Numerous MBR techniques have been presented in the literature, all demonstrating successful results in Class III orthodontic treatment [
26,
27,
28]. MARPE is highly effective in achieving MBR due to the establishment of new occlusal contacts after expansion. Subsequently, during the lower arch distalization stage, we applied Class II elastics to enhance the extrusion of the upper labial segment and the lower buccal segments. This approach not only maintains the MBR position after MARPE but also rotates the occlusal plane backward, increasing the upper incisor show and helping to establish a smile arc in skeletal Class III cases. The backward rotation of the occlusal plane also prevents further retroclination of the lower labial segment and deterioration of the labiomental fold. This patient presented a harmonious lateral profile with a full-crown pleasant smile at the end of treatment. The overall treatment results were well maintained after one year of review.

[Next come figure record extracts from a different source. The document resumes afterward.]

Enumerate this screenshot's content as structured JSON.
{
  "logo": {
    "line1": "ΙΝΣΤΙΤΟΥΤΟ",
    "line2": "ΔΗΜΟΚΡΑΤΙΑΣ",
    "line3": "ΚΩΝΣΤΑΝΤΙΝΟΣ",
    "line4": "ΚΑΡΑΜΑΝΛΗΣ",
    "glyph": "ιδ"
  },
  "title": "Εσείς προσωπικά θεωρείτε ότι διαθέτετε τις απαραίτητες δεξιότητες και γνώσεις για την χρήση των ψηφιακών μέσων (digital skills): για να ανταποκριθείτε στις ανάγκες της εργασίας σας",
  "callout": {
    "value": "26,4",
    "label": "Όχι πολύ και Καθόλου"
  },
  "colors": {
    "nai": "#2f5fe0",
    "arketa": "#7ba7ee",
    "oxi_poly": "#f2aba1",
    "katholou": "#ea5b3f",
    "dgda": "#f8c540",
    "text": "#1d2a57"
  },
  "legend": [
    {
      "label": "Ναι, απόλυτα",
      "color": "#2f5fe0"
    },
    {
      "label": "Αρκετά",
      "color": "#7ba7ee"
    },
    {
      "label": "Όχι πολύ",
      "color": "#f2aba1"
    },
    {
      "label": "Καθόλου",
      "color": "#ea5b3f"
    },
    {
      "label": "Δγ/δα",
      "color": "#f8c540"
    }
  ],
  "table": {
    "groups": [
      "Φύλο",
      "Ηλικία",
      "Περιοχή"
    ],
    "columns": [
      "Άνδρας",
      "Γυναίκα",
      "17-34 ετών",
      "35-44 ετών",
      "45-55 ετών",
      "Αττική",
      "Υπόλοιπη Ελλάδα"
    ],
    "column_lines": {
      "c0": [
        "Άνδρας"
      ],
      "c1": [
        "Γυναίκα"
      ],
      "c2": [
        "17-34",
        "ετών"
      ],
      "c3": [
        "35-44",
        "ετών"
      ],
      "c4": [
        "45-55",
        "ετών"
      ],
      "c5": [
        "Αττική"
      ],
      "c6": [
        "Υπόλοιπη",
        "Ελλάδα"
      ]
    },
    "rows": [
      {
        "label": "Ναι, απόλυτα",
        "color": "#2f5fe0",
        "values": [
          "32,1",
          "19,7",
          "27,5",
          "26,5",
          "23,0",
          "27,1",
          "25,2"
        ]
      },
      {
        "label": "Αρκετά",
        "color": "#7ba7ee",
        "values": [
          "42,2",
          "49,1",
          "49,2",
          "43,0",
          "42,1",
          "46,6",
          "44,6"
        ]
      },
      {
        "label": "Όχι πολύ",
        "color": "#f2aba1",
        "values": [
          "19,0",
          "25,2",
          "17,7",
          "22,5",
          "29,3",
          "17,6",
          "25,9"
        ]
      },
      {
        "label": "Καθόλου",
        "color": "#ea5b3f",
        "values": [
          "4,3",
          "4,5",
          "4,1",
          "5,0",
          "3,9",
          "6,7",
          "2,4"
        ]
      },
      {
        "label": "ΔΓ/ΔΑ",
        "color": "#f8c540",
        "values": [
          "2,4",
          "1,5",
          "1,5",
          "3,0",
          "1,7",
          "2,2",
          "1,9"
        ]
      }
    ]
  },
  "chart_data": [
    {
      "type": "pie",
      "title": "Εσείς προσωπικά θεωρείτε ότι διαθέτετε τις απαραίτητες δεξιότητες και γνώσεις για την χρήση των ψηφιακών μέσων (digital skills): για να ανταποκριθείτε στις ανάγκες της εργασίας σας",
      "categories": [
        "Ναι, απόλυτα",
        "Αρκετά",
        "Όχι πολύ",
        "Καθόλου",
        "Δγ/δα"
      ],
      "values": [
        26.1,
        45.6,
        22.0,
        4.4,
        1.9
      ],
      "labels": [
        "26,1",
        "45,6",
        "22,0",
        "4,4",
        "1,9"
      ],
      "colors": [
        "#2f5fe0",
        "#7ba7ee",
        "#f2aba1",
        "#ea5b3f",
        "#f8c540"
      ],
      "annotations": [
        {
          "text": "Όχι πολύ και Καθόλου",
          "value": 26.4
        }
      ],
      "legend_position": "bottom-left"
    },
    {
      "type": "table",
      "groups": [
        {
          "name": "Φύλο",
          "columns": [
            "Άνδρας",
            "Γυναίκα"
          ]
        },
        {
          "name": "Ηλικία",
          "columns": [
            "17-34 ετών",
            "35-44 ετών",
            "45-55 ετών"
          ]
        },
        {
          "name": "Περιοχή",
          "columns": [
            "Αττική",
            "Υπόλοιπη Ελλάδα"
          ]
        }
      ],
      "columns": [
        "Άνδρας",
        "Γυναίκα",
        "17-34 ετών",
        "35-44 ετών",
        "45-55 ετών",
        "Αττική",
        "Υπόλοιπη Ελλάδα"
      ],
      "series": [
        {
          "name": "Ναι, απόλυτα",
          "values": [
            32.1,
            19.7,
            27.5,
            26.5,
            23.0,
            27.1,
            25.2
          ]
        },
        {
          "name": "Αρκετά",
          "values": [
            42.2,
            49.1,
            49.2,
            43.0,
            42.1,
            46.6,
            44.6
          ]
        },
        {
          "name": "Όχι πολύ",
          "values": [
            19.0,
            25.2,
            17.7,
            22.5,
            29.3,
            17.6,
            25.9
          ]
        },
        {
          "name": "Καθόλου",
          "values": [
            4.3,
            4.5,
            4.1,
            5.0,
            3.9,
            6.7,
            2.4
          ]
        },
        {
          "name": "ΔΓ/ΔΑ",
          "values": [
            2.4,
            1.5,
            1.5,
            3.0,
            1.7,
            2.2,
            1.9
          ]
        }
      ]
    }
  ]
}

From the patient’s perspective, she was hesitant to undergo orthognathic surgery due to negative experiences shared by a friend. Common complications of orthognathic surgery include postoperative malocclusion, hemorrhage, inferior alveolar nerve injury, unfavorable splits, and infection [
29]. Based on the guidelines proposed by Kerr et al. [
12], the patient was considered a borderline case for orthognathic surgery and opted for a non-surgical treatment approach. She was aware of her mandibular prognathism and anterior crossbite and understood that MBR could reduce her chin prominence, while TADs could address the anterior crossbite. Although there was a slight increase in lower facial height at the end of treatment, the patient was satisfied with the overall result, particularly appreciating the improved curvature of her chin over the labiomental fold.